Although priorities have evolved over the past five decades, USAID’s commitment to Uganda continues to focus on improving people’s livelihoods. Strong economic growth has lowered poverty, reduced the rate of HIV/AIDS infections, and improved access to education, but challenges remain, such as a high school drop-out rate and low quality of education. A large number of children remain vulnerable to abuse, exploitation and violence; and the country’s youth face high unemployment rates when they finish school. USAID’s work in Uganda supports U.S. policy objectives in peace and security, democracy and governance, health and education, economic growth, and humanitarian assistance.
USAID partners with the ministry of education and sports to improve the quality of basic education in primary grades in uganda. Our work focuses on improving reading in early grades in english and 12 local languages, increasing hiv/aids knowledge and reducing school-related gender-based violence (SRGBV). Usaid strengthens the teaching workforce by improving professional training, providing teaching and learning materials like books, and delivering ongoing mentoring and coaching to trained teachers.

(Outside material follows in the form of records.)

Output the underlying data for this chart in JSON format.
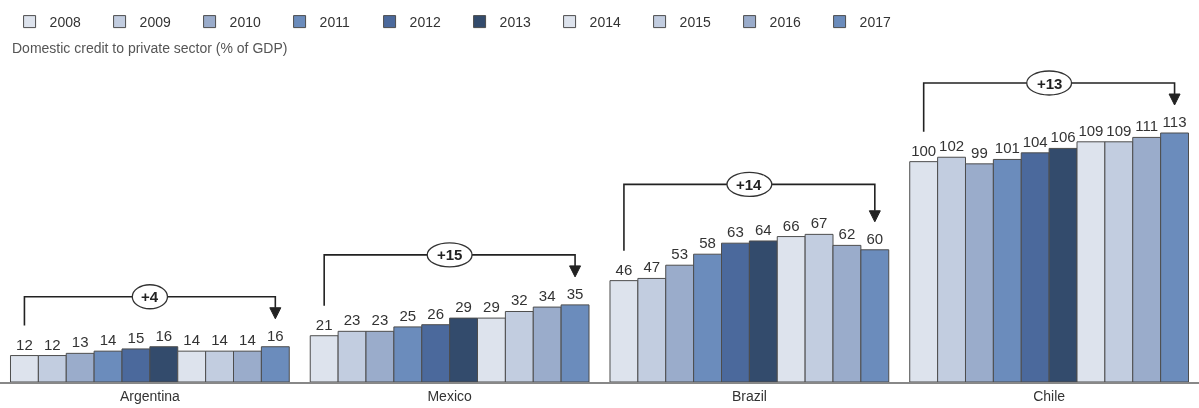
{
  "chart_data": {
    "type": "bar",
    "subtitle": "Domestic credit to private sector (% of GDP)",
    "categories": [
      "Argentina",
      "Mexico",
      "Brazil",
      "Chile"
    ],
    "series": [
      {
        "name": "2008",
        "color": "#dde3ed",
        "values": [
          12,
          21,
          46,
          100
        ]
      },
      {
        "name": "2009",
        "color": "#c2cde0",
        "values": [
          12,
          23,
          47,
          102
        ]
      },
      {
        "name": "2010",
        "color": "#9aaccb",
        "values": [
          13,
          23,
          53,
          99
        ]
      },
      {
        "name": "2011",
        "color": "#6b8cbc",
        "values": [
          14,
          25,
          58,
          101
        ]
      },
      {
        "name": "2012",
        "color": "#4b699c",
        "values": [
          15,
          26,
          63,
          104
        ]
      },
      {
        "name": "2013",
        "color": "#334b6c",
        "values": [
          16,
          29,
          64,
          106
        ]
      },
      {
        "name": "2014",
        "color": "#dde3ed",
        "values": [
          14,
          29,
          66,
          109
        ]
      },
      {
        "name": "2015",
        "color": "#c2cde0",
        "values": [
          14,
          32,
          67,
          109
        ]
      },
      {
        "name": "2016",
        "color": "#9aaccb",
        "values": [
          14,
          34,
          62,
          111
        ]
      },
      {
        "name": "2017",
        "color": "#6b8cbc",
        "values": [
          16,
          35,
          60,
          113
        ]
      }
    ],
    "data_labels": true,
    "tick_labels": "x",
    "legend": "top left",
    "annotations": [
      "+4",
      "+15",
      "+14",
      "+13"
    ]
  }
}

By focusing interventions on the interconnections of language, teaching methods and instructional materials, usaid can significantly improve young learners’ reading and literacy scores within targeted schools and districts. Coupled with hiv/aids and srgbv prevention, usaid expects to increase students’ success and continued enrollment in school, promote healthy behaviors and lay the foundation for the socio-economic benefits that are proven to come when students—especially girls—complete their education.

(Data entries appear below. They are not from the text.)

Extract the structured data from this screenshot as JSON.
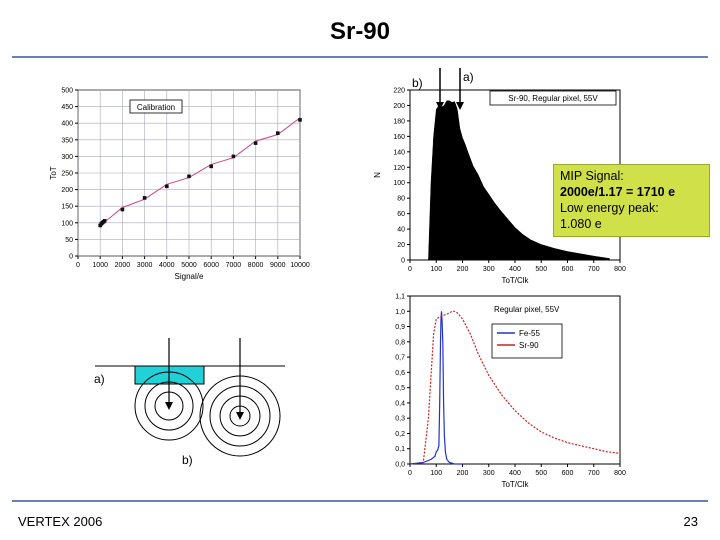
{
  "slide": {
    "title": "Sr-90",
    "footer_left": "VERTEX 2006",
    "page_number": "23"
  },
  "labels": {
    "a_top": "a)",
    "b_top": "b)",
    "a_sketch": "a)",
    "b_sketch": "b)"
  },
  "mip_box": {
    "line1": "MIP Signal:",
    "line2": "2000e/1.17 = 1710 e",
    "line3": "Low energy peak:",
    "line4": "1.080 e",
    "color": "#d0e048"
  },
  "chart_data": [
    {
      "type": "scatter",
      "title": "",
      "legend": "Calibration",
      "xlabel": "Signal/e",
      "ylabel": "ToT",
      "xlim": [
        0,
        10000
      ],
      "ylim": [
        0,
        500
      ],
      "xticks": [
        "0",
        "1000",
        "2000",
        "3000",
        "4000",
        "5000",
        "6000",
        "7000",
        "8000",
        "9000",
        "10000"
      ],
      "yticks": [
        "0",
        "50",
        "100",
        "150",
        "200",
        "250",
        "300",
        "350",
        "400",
        "450",
        "500"
      ],
      "points": [
        [
          1000,
          92
        ],
        [
          1050,
          97
        ],
        [
          1100,
          100
        ],
        [
          1150,
          103
        ],
        [
          1200,
          106
        ],
        [
          2000,
          140
        ],
        [
          3000,
          175
        ],
        [
          4000,
          210
        ],
        [
          5000,
          240
        ],
        [
          6000,
          270
        ],
        [
          7000,
          300
        ],
        [
          8000,
          340
        ],
        [
          9000,
          370
        ],
        [
          10000,
          410
        ]
      ],
      "fit_color": "#cc4488",
      "point_color": "#111111"
    },
    {
      "type": "area",
      "title": "",
      "legend": "Sr-90, Regular pixel, 55V",
      "xlabel": "ToT/Clk",
      "ylabel": "N",
      "xlim": [
        0,
        800
      ],
      "ylim": [
        0,
        220
      ],
      "xticks": [
        "0",
        "100",
        "200",
        "300",
        "400",
        "500",
        "600",
        "700",
        "800"
      ],
      "yticks": [
        "0",
        "20",
        "40",
        "60",
        "80",
        "100",
        "120",
        "140",
        "160",
        "180",
        "200",
        "220"
      ],
      "x": [
        70,
        80,
        90,
        100,
        110,
        120,
        130,
        140,
        150,
        160,
        170,
        180,
        190,
        200,
        210,
        220,
        240,
        260,
        280,
        300,
        320,
        340,
        360,
        380,
        400,
        430,
        460,
        500,
        550,
        600,
        650,
        700,
        760
      ],
      "values": [
        0,
        100,
        160,
        195,
        200,
        198,
        200,
        206,
        206,
        204,
        205,
        195,
        170,
        158,
        150,
        140,
        122,
        110,
        95,
        85,
        75,
        66,
        58,
        50,
        42,
        33,
        26,
        20,
        15,
        11,
        8,
        5,
        2
      ],
      "fill_color": "#000000"
    },
    {
      "type": "line",
      "title": "",
      "legend_title": "Regular pixel, 55V",
      "xlabel": "ToT/Clk",
      "ylabel": "",
      "xlim": [
        0,
        800
      ],
      "ylim": [
        0,
        1.1
      ],
      "xticks": [
        "0",
        "100",
        "200",
        "300",
        "400",
        "500",
        "600",
        "700",
        "800"
      ],
      "yticks": [
        "0,0",
        "0,1",
        "0,2",
        "0,3",
        "0,4",
        "0,5",
        "0,6",
        "0,7",
        "0,8",
        "0,9",
        "1,0",
        "1,1"
      ],
      "series": [
        {
          "name": "Fe-55",
          "color": "#2233cc",
          "x": [
            0,
            50,
            80,
            95,
            100,
            105,
            110,
            113,
            116,
            118,
            120,
            122,
            125,
            128,
            131,
            135,
            140,
            150,
            170,
            200
          ],
          "values": [
            0.0,
            0.01,
            0.03,
            0.05,
            0.08,
            0.09,
            0.12,
            0.4,
            0.8,
            0.95,
            1.0,
            0.95,
            0.8,
            0.4,
            0.18,
            0.08,
            0.03,
            0.01,
            0.0,
            0.0
          ]
        },
        {
          "name": "Sr-90",
          "color": "#cc2222",
          "x": [
            50,
            70,
            90,
            100,
            120,
            140,
            160,
            170,
            180,
            200,
            230,
            260,
            300,
            350,
            400,
            450,
            500,
            550,
            600,
            650,
            700,
            750,
            800
          ],
          "values": [
            0.0,
            0.3,
            0.85,
            0.95,
            0.97,
            0.98,
            1.0,
            1.0,
            0.99,
            0.95,
            0.85,
            0.72,
            0.58,
            0.45,
            0.35,
            0.27,
            0.21,
            0.17,
            0.14,
            0.12,
            0.1,
            0.08,
            0.07
          ]
        }
      ]
    }
  ]
}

YOUTH AND CHILD DEVELOPMENT
Of Uganda’s 17 million children under the age of 18, more than half are in vulnerable situations that require external support. An estimated 11 percent of all Ugandan children are orphans. Such conditions negatively affect the health, skills development and nutrition of these children, jeopardizing their chances for a prosperous future. USAID delivers multiple programs to prevent violence against children and youth in homes, schools, and communities and to improve medical and law enforcement response to identified cases of violence.
USAID partners with the Ministry of Gender, Labor and Social Development to ensure orphans and other vulnerable children receive support services that reduce their vulnerability during times of need. USAID’s programming employs an integrated approach to address the complex challenges they face. This includes empowering children, youth, and their caregivers to access core services like education and health care; strengthening systems to provide these core services delivery systems; and improving coordination of community-based services for efficiency and effectiveness along a range of care needed by each vulnerable child. Comprehensive case management and service provision is building resilience of the children and their families, enabling them to lead healthier, more educated, and stable lives.